The Supreme Court of Alabama has repeatedly declared Alabama to be a Frye state. E.g., General Motors v. Jernigan, 883 So.2d 646 (Ala. 2003); Courtaulds Fibers, Inc. v. Long, 779 So.2d 198 (Ala. 2000). The Alabama legislature, however, has specifically adopted Daubert for admissibility determinations regarding DNA evidence. Ala. Code §36-18-30 (1997). See Turner v. State, 746 So.2d 355 (Ala. 1998).  

The legislature held hearings in March 2011 on proposed legislation which would adopt a Daubert-like standard. The bill has passed out of the Senate and is pending, as of this writing, in the House.  


Florida’s post-Daubert experience has been enigmatic.

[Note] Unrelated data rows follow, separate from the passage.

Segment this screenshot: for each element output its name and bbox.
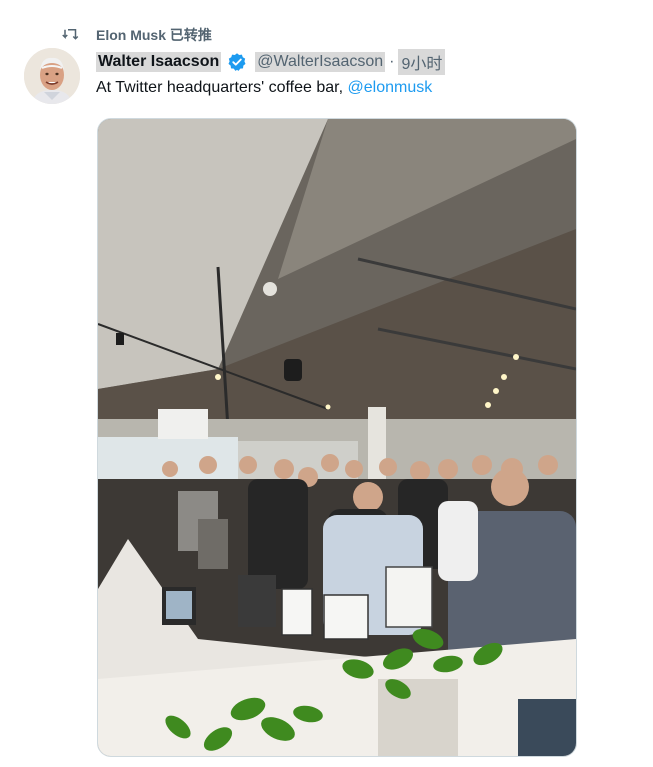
avatar[interactable] <box>24 48 80 104</box>
separator-dot: · <box>389 53 395 70</box>
user-handle[interactable]: @WalterIsaacson <box>255 52 386 72</box>
tweet-header: Walter Isaacson @WalterIsaacson · 9小时 <box>96 49 446 75</box>
tweet-timestamp[interactable]: 9小时 <box>398 49 446 75</box>
display-name[interactable]: Walter Isaacson <box>96 52 222 72</box>
retweet-icon <box>62 29 79 40</box>
tweet-photo[interactable] <box>97 118 577 757</box>
tweet-text: At Twitter headquarters' coffee bar, @el… <box>96 79 432 97</box>
mention-link[interactable]: @elonmusk <box>348 79 433 96</box>
tweet-body: At Twitter headquarters' coffee bar, <box>96 79 348 96</box>
retweet-context[interactable]: Elon Musk 已转推 <box>62 26 362 44</box>
verified-badge-icon <box>228 53 246 71</box>
retweet-label[interactable]: Elon Musk 已转推 <box>96 26 212 44</box>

The Florida Supreme Court decided, in the wake of Daubert, to stick with Frye. See, e.g., Flanagan v. State, 625 So. 2d 827 (Fla. 1993). It reaffirmed that decision as recently as 2007 in Marsh v. Valyou, 977 So. 2d 543 (Fla. 2007). In Castillo v. E.I. Du Pont De Nemours & Co., 854 So. 2d 1264 (Fla. 2003) the court observed, however, that the Florida version of the Frye rule is equivalent to the first prong (the reliability analysis) of Daubert. Id. at 1276. Florida courts have also held that “pure opinion” testimony need not be scrutinized under the Frye rule, defining “pure opinion” as testimony based solely on the expert’s background, experience and training. Hadden v. State, 690 So.2d 573, 580 (Fla. 1997); Flanagan, 625 So.2d at 828. See also Gelsthorpe v. Weinstein, 897 So.2d 504, 510-511 (Fla. 2nd DCA 2005); Holy Cross Hosp., Inc. v. Marrone, 816 So.2d 1113 (Fla. 4th DCA 2001). Recent district court of appeal decisions, however, have been unfaithful to this narrow reading of the pure opinion exception, e.g., Andries v. Royal Caribbean Cruises, Ltd., 12 So.3d 260 (Fla. 3rd DCA 2009), and the Florida Supreme Court has not yet revisited the issue.

Meanwhile, a legislative effort to adopt a Daubert-type standard made it out of committee but died on the floor along with other tort reform measures.